Accountability makes it difficult for parties to take a risk with candidates that are imposed as illustrated by the open dissent in Grootfontein, Rundu and Okahandja where dissatisfaction and factional interest is affecting the whole region. Accountability will rectify wrong perceptions.
Opposition parties will have to look reality in the eye and will also find alternatives, because Namibians are nearing the end of a political development where opposition meant: against.
They are looking more and more towards an opposition that offers an alternative.
What Namibians will appreciate from the political scientists and analysts is an opinion on faction forming and the ethnic isolation that beats down peace, unity and stability and gives false hope of an economic Eldorado which will trump the tried and tested acclaimed constitution of the past 30-years.
Namibia unbelievably now can boast a better international democracy tradition in thirty years than the once acclaimed flag bearer of freedom and opportunity, the United States of America of more than 200-years.

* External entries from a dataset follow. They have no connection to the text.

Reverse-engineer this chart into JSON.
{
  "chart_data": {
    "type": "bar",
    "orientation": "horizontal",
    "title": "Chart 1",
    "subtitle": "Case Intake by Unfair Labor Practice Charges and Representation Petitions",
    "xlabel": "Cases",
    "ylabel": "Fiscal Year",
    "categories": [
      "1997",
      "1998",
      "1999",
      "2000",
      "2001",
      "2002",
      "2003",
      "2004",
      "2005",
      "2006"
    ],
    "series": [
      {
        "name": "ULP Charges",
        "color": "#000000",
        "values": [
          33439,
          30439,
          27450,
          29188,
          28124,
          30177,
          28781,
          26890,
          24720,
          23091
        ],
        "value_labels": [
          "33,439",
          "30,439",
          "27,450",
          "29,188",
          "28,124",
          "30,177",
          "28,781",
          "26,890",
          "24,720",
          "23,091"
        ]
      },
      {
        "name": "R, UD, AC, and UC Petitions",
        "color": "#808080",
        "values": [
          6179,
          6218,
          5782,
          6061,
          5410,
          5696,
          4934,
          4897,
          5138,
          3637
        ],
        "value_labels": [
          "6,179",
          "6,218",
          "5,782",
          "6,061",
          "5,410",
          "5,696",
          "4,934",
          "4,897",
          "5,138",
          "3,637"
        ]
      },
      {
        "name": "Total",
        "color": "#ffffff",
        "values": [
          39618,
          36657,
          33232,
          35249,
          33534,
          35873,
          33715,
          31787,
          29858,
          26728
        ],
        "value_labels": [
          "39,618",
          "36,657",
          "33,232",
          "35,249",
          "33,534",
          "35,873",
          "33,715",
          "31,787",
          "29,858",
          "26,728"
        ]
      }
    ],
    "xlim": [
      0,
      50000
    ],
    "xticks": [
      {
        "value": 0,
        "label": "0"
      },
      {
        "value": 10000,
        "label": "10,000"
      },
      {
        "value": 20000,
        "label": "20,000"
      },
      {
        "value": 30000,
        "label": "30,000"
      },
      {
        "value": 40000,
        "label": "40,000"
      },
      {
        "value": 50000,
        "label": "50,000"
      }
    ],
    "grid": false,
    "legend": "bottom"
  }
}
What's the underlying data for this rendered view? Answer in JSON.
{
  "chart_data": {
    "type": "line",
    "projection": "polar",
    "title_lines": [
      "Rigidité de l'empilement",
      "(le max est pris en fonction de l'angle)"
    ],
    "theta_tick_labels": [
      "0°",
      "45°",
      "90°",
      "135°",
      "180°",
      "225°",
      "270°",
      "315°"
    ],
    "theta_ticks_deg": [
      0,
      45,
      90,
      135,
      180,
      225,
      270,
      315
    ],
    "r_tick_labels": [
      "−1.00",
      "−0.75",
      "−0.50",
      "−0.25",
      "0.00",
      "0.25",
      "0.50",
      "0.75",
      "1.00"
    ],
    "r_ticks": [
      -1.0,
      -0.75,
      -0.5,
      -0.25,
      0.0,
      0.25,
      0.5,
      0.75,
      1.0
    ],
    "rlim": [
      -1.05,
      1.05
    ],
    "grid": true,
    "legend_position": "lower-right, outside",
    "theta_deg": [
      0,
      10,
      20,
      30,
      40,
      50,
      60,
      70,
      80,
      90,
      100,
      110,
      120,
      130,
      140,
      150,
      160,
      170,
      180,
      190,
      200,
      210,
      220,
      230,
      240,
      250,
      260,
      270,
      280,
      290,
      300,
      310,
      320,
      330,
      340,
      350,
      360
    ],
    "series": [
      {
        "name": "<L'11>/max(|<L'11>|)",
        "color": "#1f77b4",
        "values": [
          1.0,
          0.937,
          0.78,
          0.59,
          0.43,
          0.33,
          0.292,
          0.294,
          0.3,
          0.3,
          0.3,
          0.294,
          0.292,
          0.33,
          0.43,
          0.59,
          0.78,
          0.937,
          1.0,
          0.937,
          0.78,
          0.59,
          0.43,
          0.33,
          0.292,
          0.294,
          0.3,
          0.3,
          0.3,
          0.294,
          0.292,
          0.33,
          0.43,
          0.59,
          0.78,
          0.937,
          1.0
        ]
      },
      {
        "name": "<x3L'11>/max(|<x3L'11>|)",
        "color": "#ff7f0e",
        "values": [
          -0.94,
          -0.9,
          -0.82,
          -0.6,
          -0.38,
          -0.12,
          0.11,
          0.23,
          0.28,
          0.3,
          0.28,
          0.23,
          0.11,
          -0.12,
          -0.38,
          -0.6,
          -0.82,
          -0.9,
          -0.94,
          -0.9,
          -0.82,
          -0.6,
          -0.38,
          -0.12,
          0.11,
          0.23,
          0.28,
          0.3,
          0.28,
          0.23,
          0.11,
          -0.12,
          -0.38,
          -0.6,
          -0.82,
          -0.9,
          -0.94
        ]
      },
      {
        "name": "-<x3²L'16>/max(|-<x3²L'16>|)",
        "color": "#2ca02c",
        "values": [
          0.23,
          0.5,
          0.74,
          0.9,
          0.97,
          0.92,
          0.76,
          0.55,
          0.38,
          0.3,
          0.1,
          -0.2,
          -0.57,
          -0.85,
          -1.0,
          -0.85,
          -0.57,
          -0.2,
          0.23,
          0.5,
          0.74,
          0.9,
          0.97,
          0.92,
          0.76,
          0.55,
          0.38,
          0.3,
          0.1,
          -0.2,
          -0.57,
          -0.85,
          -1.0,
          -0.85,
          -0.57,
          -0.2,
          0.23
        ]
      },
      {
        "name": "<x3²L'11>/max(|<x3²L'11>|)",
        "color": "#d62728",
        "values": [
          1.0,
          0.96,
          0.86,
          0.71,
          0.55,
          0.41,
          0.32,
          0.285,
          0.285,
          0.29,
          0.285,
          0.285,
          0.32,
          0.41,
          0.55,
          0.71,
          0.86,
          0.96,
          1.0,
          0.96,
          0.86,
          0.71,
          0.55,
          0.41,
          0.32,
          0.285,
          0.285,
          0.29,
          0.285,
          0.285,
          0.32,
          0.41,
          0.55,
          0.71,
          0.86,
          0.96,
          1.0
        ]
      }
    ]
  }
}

Democratic leaders create responsible democratic citizens.
There is no doubt that Geingob-accountability will be the beginning of the end of slander politics, gossip democracy and false hope.
Namibia is getting exceedingly tired and rebels against the idea that a single Namibian and his family and friends who have maybe sacrificed more than any other political leader at the hands of his opposition and friends, must remain the target of every political botsotso in a relentless assault of assassination and political backstabbing.
The problem is that 87% of Namibians who voted for President Geingob and 75% of Swapo delegates who voted for him at a congress are portrayed as stupid fools who voted for a President and his appointees and are so illiterate that they don’t know what they are doing.
Namibians will take accountability for supporting the legacy of the Father of the Nation, Dr. Sam Nujoma, his successor, Dr Hifikepunye Pohamba, and the most tested democrat by his party and by the nation since Independence, President Geingob.
Accountability will cut both ways and the self-styled analysts and political scientists will see that their vote weighs the same as the hand on the plough and those that seeks to divide will see the power of unity amongst lifelong comrades.
They won’t split, they might disagree like friends must do, but always unite in the interest of their party and their country. Because they are accountable to their legacy and the sacrifices of comrades.
That is democracy and both citizen and king will account, but only in different ways.